Cependant, même imparfait, ce texte a le mérite de sécuriser le droit applicable à nos artisans boulangers-pâtissiers et fleuristes, alors qu'il convient de ne plus tergiverser. Dès lors que le périmètre ainsi ciblé semble le plus à même de garantir un parcours législatif rapide, la commission des affaires sociales a fait le choix réaliste d'une adoption de ce projet de loi sans modification.

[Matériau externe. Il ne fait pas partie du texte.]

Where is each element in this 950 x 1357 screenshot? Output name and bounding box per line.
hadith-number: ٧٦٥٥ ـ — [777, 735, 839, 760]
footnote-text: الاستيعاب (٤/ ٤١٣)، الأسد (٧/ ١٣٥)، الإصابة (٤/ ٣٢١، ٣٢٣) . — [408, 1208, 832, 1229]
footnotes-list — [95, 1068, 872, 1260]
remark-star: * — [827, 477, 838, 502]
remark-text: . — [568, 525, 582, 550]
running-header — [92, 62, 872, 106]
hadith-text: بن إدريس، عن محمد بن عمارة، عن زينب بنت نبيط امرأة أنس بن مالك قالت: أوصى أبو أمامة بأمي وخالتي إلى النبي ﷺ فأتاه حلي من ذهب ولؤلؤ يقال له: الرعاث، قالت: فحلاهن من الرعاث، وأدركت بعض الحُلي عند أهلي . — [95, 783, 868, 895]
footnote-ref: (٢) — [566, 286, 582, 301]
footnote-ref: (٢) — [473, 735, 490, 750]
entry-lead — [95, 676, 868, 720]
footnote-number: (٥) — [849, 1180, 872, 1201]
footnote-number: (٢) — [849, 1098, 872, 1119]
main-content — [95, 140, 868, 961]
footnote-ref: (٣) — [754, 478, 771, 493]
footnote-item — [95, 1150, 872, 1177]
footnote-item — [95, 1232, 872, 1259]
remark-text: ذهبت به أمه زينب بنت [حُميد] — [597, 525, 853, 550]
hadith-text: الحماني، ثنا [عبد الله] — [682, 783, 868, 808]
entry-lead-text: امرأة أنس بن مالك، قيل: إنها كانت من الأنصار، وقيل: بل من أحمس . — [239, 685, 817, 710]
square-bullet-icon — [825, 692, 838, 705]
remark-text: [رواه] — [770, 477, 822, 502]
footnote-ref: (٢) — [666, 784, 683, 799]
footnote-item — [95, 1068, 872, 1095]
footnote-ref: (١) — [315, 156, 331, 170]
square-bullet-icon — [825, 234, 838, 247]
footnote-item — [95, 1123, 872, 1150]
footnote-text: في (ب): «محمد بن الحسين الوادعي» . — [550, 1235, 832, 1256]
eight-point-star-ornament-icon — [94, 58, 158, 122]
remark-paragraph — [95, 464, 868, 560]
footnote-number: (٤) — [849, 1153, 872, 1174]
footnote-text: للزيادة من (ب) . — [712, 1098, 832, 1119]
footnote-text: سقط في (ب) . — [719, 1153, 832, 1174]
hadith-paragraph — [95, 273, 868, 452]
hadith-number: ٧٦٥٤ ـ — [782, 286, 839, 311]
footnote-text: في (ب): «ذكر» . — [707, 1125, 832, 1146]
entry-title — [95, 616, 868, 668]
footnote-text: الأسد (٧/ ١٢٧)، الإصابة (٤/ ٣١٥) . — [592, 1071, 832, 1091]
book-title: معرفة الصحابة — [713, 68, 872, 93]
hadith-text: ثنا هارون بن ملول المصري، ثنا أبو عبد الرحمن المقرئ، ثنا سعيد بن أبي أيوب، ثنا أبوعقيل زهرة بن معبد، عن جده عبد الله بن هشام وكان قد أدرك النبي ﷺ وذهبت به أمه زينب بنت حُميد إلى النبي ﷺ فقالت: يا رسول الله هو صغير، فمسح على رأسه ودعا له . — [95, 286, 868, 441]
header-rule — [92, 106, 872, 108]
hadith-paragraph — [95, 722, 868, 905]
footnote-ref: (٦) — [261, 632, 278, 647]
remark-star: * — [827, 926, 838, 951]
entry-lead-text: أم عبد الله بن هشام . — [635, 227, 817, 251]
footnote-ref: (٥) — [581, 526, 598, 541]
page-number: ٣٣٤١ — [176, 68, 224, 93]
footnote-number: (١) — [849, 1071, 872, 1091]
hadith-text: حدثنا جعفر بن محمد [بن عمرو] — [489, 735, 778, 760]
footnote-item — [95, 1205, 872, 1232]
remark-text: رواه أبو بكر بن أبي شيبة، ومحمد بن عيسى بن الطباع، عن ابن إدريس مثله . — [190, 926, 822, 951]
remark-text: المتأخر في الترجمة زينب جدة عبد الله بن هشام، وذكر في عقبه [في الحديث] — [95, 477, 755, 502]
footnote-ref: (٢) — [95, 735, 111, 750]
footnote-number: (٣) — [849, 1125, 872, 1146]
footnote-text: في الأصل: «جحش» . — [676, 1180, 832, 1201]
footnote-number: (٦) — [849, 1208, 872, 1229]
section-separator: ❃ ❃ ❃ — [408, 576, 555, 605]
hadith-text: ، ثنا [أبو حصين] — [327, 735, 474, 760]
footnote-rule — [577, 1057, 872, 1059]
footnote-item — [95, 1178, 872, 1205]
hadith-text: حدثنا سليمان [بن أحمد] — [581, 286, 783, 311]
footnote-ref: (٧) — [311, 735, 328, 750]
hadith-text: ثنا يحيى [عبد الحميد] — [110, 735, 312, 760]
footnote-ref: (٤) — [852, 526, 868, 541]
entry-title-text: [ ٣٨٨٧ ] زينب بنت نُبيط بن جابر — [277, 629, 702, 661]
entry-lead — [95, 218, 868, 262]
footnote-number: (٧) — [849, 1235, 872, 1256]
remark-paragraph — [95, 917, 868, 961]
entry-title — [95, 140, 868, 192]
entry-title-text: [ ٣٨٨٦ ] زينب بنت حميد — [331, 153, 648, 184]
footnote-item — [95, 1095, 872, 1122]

En outre, l'article unique n'« écrase » pas la dérogation aujourd'hui en vigueur ; ainsi, tous les commerces qui seront en mesure de démontrer qu'ils remplissent les conditions légales, dans les circonstances de l'espèce, pourront continuer d'ouvrir le 1er mai.

Enfin, le texte répond à la préoccupation, déjà exprimée par la commission lors de l'examen de la proposition de loi sénatoriale, de ne retenir qu'une dérogation strictement proportionnée, compte tenu de la charge symbolique particulière attachée au 1er mai.

Vous l'aurez compris, mes chers collègues, c'est dans un esprit de responsabilité et par pragmatisme que la commission vous invite à adopter ce projet de loi sans modification.

Il reste à espérer que le Gouvernement fera preuve de constance et mettra tout en œuvre, cette fois-ci, pour que la navette parlementaire connaisse une issue favorable. (Applaudissements sur les travées des groupes UC, Les Républicains et INDEP.)